Adrian Cann needs to be moved back into the middle

The punishment/experiment playing Cann at left-back needs to stop. The Whitecaps carved up Toronto FC’s left side, and Cann was left stranded.  It wasn’t all Cann’s fault, the support coming from the central defence was poorly timed and not good enough. Without Cann in the middle last week, Nana Attakora was lost from a positional perspective. Cann is a centre-back, period.  His partnership with Attakora is one not to be messed with, at this point. Cann doesn’t have the speed to deputize the wing, but has the ball control and ability to read the game to be an asset in the middle. 

Toronto FC wingers need proper positioning

While Maicon Santos did well tracking back as a targetman getting involved last week, the same cannot be said of the wing players.  Javier Martina and Nick Soolsma each had moments with the ball at their feet, looking like real threats. But opening up into space and properly supporting the midfield was largely absent. Soolsma looks awkward moving off the ball, and it’s hard to see him sticking at the right-wing position. Jacob Peterson was efficient in the role in pre-season. Martina looks like he can be a contributor, but where his best position may be is up for debate. In a 4-3-3, the wide positions need to keep opposing wing-backs honest, stretching the field and creating space. Young Nicholas Lindsay did a proper job in the role at the end of last season, getting the ball in space and attacking defenders. Not playing the position properly means a breakdown in system.

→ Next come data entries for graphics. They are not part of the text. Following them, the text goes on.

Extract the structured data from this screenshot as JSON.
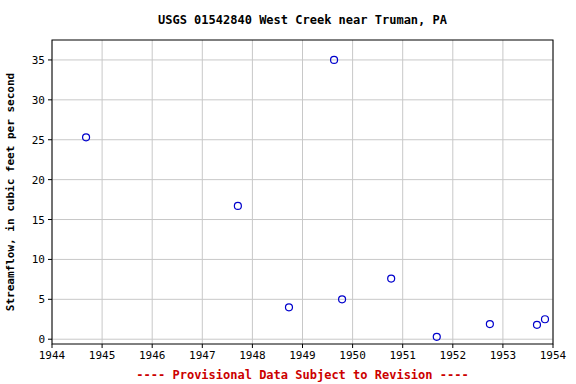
{
  "chart_data": {
    "type": "scatter",
    "title": "USGS 01542840 West Creek near Truman, PA",
    "y_label": "Streamflow, in cubic feet per second",
    "footnote": "---- Provisional Data Subject to Revision ----",
    "x": [
      1944.68,
      1947.71,
      1948.73,
      1949.63,
      1949.79,
      1950.77,
      1951.68,
      1952.74,
      1953.68,
      1953.84
    ],
    "values": [
      25.3,
      16.7,
      4,
      35,
      5,
      7.6,
      0.3,
      1.9,
      1.8,
      2.5
    ],
    "color": "#0000cc",
    "marker": "open-circle",
    "xlim": [
      1944,
      1954
    ],
    "xticks": [
      1944,
      1945,
      1946,
      1947,
      1948,
      1949,
      1950,
      1951,
      1952,
      1953,
      1954
    ],
    "ylim": [
      -0.6,
      37.5
    ],
    "yticks": [
      0,
      5,
      10,
      15,
      20,
      25,
      30,
      35
    ],
    "grid": true
  }
}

Get Dwayne De Rosario the ball in advantageous positions

The script reads much the same as previous seasons: Toronto FC’s best players not getting the ball at their feet or in proper positions. De Rosario was left frustrated and it’s well warranted. If the system is predicated on movement, and one of De Rosario’s strength’s is finding room in tight spaces, then he needs to get the ball. He creates and can finish. De Rosario’s goal came from superior movement and a well-timed run when he received distribution. So the other two midfielders need to spread out and demand the ball from the back four in possession. That way De Rosario can play off the movement and become more influential.

More effort, more push-back

The entire work-rate and effort last Saturday left a lot to be desired. There is no excuse for not hustling back and competing.  Toronto defenders inexcusably left goalkeeper Stefan Frei for dead multiple times during the match, including a two-on-none break on Eric Hassli’s goal in the 72nd minute. Talent-wise, Toronto FC isn’t good enough to take stretches of the match off.  It will have to out-work and out-think opponents. It was out done in both categories against Vancouver. That must be remedied.

Toronto FC added a new player to their roster Thursday, acquiring Serbian International Alen Stevanovic on loan from Italian Serie B side Torino FC.  The 20-year-old midfielder is co-owned by Torino and Internazionale Milan.